Create a DataTable containing only unique values with LINQ in C#


I have a DataTable dt_Candidates

      Candidate      |   First Name   |   Last Name   
 --------------------|----------------|--------------- 
  John, Kennedy      | John           | Kennedy       
  Richard, Nixon     | Richard        | Nixon         
  Eleanor, Roosevelt | Eleanor        | Roosevelt     
  Jack, Black        | Jack           | Black         
  Richard, Nixon     | Richard        | Nixon         

I want to create a new DataTable containing ONLY unique values (based on the Candidate column) like below called dt_Candidates2, without nested loops and preferably using LINQ.

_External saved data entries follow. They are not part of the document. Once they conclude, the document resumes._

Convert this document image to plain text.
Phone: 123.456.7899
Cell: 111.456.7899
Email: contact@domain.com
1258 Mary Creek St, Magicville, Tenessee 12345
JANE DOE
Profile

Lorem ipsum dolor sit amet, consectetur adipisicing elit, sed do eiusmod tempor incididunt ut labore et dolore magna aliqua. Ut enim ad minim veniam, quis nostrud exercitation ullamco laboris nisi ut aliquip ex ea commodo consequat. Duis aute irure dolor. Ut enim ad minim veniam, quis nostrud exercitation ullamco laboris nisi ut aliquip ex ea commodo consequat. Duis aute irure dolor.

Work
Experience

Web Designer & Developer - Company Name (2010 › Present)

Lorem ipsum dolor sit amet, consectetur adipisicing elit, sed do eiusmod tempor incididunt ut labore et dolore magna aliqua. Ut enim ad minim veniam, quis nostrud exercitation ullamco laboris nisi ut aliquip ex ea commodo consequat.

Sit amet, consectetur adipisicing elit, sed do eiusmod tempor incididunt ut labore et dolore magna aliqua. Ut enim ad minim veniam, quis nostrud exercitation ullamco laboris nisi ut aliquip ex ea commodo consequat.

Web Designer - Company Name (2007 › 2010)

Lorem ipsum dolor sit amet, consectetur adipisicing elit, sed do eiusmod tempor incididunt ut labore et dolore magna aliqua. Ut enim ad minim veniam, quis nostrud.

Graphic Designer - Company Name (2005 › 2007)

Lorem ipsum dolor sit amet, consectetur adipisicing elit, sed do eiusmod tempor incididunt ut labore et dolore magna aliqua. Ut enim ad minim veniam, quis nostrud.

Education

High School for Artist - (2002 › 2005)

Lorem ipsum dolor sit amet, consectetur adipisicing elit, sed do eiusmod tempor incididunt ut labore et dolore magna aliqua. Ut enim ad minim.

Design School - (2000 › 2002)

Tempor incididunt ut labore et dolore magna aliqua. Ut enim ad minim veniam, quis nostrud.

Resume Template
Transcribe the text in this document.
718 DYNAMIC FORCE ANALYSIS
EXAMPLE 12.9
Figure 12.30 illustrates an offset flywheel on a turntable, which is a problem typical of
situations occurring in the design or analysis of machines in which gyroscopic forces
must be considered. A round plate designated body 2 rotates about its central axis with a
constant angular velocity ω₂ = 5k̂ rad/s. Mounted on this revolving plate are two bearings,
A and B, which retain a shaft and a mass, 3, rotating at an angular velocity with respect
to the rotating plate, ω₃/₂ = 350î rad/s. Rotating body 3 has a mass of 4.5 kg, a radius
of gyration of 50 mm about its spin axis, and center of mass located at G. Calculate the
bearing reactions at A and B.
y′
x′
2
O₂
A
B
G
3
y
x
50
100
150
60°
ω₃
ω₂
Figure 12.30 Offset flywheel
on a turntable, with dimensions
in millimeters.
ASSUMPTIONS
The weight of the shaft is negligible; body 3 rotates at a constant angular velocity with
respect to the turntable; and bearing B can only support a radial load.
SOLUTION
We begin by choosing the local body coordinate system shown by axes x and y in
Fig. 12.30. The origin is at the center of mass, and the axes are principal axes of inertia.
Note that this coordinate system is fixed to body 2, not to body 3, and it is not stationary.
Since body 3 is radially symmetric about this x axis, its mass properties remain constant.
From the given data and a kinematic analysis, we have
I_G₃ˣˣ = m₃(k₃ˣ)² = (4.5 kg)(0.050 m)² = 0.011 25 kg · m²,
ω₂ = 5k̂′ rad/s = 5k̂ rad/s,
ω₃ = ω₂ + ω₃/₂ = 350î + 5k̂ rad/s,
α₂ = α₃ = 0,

      Candidate      |   First Name   |   Last Name   
 --------------------|----------------|--------------- 
  John, Kennedy      | John           | Kennedy       
  Eleanor, Roosevelt | Eleanor        | Roosevelt     
  Jack, Black        | Jack           | Black         

And at the same time, create a list or an array called RejectedCandidates containing the distinct duplicates

RejectedCandidates = {"Richard, Nixon"}

Solution

  • As noted, I don't think it really needs LINQ here. It can go something like this:

    DataTable dt = new DataTable();
    dt.Columns.Add("Candidate");
    dt.Columns.Add("First");
    dt.Columns.Add("Last");
    dt.PrimaryKey = new []{ dt.Columns["Candidate"] }; //means that dt.Find() will work
    
    while(...){
      string candidate = ...
    
      if(dt.Rows.Find(candidate) != null)
        RejectList.Add(...);
      else
        dt.Rows.Add(...);
    }
    

    Avoid using LINQ's .Any on a DataTable for this. Not only is it a pain to get going because it needs casting steps or extension libraries (see here) to, it will then use loops to find the info you seek; the built-in mechanism for the PrimaryKey uses hash tables for much faster lookups.